Спаси нас, Мария Монтанелли | страница 17
Я бы согласился целиком перечитать «Алису в Стране чудес», если бы Вермас хоть разочек надел нормальную обувь. Во время уроков я не мог придумать ничего лучшего, как ценой нечеловеческих усилий зарыться с головой в книгу, лишь бы не видеть эти клубни, торчавшие из его сандалий. И тем не менее я был уверен, что не устою перед искушением снова заглянуть под стол и что все мои старания напрасны.
Слабоумного пока, судя по всему, ничто не беспокоило. Он воспользовался книгой Антона Керкграфе, который обычно всегда сидел один. Не потому, что с ним не хотели иметь дело, – просто за партой он предпочитал одиночество. Об этом много не болтали, все уважали его позицию и не цеплялись к нему. Сейчас же к нему подсел слабоумный. Такое часто случается в трамвае: лучше уж самому прикинуть, рядом с кем сесть. Если тебе и повезло занять свободное место, то будь уверен, что через секунду рядом с тобой пристроится пятисоткилограммовая толстуха с двадцатью тремя сумками и уже на следующей остановке тебя придется спасать от удушья с помощью искусственного дыхания. Слабоумный перегнулся через свою половину парты, стараясь не пропустить в «Алисе» ни строчки. Что вполне естественно. Как новичок, он проявлял искренний интерес к происходящему на уроке или, на худой конец, делал вид. С кем не бывает. Однако Антон Керкграфе норовил отодвинуться от него как можно дальше. В итоге он решительно переложил книгу на половину слабоумного и поступил благоразумно – теперь он, по крайней мере, мог сам решать, кому и на чью территорию вторгаться.
Я бросил взгляд на Эрика за соседней партой. Эрик тоже заметил шебаршение за партой Антона, повернулся ко мне и подмигнул. Герард, сидевший справа от меня, рисовал человечков на полях своей книги. Эрик – мой лучший друг. Герард тоже мой друг, но он мягкотел и поступает так, как мы ему велим. Короче говоря, мы всегда держались втроем. Если один из друзей относится к двум другим с уважением, это только укрепляет дружбу. Все решения принимали мы с Эриком, а Герард либо с нами соглашался, либо ссылался то на усталость, то на завал домашней работы. Поскольку он не отличался смелостью, мы в его присутствии хорохорились вдвойне. У Герарда есть привычка растекаться мыслью по древу, в то время как и без того все предельно ясно. Когда Герард вдается в ненужные подробности, мы с Эриком его прерываем: «Герард, давай потом…» или «Пора заканчивать, Герард». Тогда он обычно умолкает.
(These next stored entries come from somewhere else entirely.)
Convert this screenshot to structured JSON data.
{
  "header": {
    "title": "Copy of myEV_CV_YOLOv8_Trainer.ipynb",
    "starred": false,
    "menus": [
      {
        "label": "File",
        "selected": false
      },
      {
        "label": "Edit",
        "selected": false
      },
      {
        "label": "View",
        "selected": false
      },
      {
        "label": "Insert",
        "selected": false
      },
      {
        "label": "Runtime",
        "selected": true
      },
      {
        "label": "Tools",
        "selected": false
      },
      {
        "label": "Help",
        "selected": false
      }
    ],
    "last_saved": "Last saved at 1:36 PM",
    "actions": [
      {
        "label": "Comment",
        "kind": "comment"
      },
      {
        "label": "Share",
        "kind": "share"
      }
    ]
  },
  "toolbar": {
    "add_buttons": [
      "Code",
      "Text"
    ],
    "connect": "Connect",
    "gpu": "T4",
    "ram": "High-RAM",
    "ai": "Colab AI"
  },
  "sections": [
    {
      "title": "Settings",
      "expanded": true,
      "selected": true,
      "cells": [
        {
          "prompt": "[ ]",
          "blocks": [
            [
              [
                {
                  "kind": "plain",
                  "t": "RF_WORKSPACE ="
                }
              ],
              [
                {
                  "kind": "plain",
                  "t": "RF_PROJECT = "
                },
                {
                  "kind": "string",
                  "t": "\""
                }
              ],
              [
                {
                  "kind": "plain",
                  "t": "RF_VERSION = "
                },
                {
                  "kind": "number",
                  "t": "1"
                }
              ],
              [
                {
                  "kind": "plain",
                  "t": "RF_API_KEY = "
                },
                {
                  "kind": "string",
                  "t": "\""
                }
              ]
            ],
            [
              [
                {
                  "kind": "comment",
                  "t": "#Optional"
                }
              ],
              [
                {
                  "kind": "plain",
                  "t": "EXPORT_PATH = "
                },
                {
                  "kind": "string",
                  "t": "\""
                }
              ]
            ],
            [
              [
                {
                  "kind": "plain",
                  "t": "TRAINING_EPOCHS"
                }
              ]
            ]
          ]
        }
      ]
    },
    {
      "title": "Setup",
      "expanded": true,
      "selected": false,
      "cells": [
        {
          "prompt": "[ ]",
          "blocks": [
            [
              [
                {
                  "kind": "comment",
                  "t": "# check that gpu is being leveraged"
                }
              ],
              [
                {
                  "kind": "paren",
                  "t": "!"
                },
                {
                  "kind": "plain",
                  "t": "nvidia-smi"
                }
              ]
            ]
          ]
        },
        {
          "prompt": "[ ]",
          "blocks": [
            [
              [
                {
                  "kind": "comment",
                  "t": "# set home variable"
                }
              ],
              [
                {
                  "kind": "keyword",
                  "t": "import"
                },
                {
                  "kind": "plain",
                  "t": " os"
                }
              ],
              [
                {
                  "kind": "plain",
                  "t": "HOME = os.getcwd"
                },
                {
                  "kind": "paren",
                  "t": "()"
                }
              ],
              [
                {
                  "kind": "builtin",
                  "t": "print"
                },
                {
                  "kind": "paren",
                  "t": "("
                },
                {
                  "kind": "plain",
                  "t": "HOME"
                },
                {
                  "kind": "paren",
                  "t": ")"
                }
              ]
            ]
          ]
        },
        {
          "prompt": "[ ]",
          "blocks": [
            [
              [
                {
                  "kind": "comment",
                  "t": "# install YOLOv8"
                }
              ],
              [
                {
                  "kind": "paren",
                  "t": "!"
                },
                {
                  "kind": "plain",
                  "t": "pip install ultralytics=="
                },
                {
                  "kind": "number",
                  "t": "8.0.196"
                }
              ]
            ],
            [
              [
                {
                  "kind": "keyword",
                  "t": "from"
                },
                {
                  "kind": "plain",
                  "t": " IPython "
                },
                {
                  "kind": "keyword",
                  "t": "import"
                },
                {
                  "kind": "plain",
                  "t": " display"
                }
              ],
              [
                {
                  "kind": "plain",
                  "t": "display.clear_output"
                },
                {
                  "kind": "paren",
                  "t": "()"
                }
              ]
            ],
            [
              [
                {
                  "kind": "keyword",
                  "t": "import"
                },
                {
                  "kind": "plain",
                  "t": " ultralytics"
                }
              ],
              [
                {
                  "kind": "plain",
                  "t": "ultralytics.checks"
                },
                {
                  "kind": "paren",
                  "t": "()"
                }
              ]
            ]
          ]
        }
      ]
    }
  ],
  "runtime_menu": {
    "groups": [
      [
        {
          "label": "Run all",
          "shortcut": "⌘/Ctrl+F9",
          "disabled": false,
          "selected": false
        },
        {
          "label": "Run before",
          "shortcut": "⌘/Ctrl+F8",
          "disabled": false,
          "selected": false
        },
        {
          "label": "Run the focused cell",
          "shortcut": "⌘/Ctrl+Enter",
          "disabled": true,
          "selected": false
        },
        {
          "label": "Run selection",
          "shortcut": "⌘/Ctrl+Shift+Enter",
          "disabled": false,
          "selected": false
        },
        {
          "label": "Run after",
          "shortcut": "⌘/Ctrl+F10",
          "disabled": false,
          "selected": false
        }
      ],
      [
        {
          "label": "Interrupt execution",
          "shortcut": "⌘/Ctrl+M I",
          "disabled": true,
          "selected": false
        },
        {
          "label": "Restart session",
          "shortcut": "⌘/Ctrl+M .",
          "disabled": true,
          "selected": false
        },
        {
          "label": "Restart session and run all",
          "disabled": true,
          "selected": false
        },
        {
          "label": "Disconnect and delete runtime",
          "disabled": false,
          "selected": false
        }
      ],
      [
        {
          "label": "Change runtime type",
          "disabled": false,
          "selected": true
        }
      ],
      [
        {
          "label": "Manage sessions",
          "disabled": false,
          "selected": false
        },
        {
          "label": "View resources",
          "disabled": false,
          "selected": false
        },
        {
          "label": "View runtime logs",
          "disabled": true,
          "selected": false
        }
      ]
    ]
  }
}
И почти никогда не обижается, принимая наши комментарии как должное. Что иногда раздражает. Зато его почти невозможно не любить. Когда я остаюсь с ним наедине, он преображается, неожиданно проявляя себя с разных сторон. Он слегка побаивается Эрика, а мною безмерно восхищается, потому на многие черты его характера я смотрю снисходительно. Отец Герарда тоже работает в газете, но на гораздо более низкой должности. Герард, наверно, единственный во всем лицее, кто живет в районе панельной застройки. До недавнего времени у них с сестрой вообще была одна комната на двоих. Когда заходишь к ним в гости, то удивляешься, почему они в массовом порядке не попрыгают с тринадцатого этажа.